Posted by zoltankr · January 11, 2015 · 2 replies

Hi, this question: Can I be frank?

phonetically looks like:
kæn aɪ bi fræŋk

Can is a modal verb and it can be reduced:
kən aɪ bi fræŋk

I read this in an American accent book:

When a word ends in a consonant and the next word begins with a vowel, connect the final consonant to the next vowel, making it sound as if the second word starts with a consonant

So, I linked Can with I:

n_aɪ bi fræŋk

I'm not sure about the word stress, tough. I know, we have two content words: "be" is a verb and "frank" is an adjective.
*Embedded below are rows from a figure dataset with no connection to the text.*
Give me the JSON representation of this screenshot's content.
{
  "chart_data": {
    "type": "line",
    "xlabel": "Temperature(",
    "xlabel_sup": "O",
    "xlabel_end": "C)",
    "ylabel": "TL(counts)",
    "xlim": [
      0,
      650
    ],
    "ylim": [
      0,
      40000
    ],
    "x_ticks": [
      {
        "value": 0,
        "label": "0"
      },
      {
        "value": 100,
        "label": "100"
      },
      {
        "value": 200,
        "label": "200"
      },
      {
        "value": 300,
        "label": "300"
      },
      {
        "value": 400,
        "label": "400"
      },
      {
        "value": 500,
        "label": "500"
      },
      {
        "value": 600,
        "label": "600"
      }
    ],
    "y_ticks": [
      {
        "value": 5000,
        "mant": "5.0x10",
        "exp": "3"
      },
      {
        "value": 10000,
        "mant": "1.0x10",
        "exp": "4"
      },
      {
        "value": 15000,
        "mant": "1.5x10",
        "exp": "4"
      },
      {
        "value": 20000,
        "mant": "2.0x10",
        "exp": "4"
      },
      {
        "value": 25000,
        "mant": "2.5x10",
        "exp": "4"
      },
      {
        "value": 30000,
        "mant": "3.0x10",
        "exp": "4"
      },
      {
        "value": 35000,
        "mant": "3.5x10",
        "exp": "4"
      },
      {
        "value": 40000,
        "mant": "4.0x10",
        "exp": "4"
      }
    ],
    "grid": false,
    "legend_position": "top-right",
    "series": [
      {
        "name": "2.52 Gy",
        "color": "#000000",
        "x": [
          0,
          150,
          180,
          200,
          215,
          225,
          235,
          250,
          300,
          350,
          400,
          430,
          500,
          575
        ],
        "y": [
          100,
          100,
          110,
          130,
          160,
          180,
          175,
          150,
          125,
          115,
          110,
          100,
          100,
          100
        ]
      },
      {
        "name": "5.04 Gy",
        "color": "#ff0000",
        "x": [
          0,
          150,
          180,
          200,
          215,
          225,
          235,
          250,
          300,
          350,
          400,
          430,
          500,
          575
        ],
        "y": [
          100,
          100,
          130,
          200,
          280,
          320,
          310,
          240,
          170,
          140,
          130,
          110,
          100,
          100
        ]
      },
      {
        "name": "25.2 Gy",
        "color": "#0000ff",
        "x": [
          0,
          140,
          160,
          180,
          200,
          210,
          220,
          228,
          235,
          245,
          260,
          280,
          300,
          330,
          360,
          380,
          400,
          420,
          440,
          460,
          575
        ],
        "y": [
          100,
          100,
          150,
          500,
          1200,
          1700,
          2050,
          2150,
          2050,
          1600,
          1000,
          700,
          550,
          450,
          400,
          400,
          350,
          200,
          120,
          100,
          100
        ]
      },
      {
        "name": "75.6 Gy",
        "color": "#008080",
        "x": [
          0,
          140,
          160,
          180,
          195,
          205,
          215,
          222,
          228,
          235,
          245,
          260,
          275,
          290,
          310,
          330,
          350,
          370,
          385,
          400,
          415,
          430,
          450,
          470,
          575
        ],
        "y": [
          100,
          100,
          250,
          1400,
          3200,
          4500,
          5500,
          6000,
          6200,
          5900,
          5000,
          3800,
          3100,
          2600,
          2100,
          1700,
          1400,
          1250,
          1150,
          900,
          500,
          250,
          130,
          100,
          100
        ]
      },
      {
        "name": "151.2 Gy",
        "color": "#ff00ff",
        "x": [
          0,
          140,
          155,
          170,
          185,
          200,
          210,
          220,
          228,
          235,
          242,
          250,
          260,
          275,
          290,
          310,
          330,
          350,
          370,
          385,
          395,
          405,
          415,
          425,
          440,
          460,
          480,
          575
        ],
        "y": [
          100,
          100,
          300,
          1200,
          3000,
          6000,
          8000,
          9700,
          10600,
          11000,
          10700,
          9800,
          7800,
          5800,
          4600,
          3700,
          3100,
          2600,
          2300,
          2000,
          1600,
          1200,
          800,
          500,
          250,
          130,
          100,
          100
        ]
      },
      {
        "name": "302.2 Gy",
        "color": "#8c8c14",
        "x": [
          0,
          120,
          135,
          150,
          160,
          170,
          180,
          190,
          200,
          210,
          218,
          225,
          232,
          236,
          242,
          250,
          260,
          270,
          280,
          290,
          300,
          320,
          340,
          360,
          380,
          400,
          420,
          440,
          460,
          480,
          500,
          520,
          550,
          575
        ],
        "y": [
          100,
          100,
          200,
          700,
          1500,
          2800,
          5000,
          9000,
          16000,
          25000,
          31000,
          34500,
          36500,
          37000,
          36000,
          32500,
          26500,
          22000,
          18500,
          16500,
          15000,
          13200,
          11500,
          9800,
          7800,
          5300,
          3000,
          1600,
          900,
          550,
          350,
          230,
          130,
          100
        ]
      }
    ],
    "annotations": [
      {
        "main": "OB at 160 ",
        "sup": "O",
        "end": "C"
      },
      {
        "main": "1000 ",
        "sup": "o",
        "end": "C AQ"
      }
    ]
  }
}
Are both stressed?

Any suggestion is appreciated.

2 Replies

"be" is only the copula ( a linking verb necessary in English for grammatical reasons), not a "content" word, so would be unlikely to be stressed. Only the adjective frank would be likely to carry stress, unless of course there was a contrastive element implied by one of the other words. So the most likely pronunciation would be :

/kən_aɪ bɪ 'fræŋk/ or even /kən_ə bɪ 'fræŋk/

with "I" and "be" also subject to vowel reduction as they are in unstressed position. If any other word was stressed, (contrastive stress aside) it would probably be "can"

/kæn_ə bɪ 'fræŋk/

Incidentally, this is a matter of sentence stress rather than word stress, and it's phonemic rather than phonetic script - but the answer remains the same 🙂 It doesn't make much difference in this case whether it's US English or any other variety, either.

Thanks for your reply. Your time is greatly appreciated.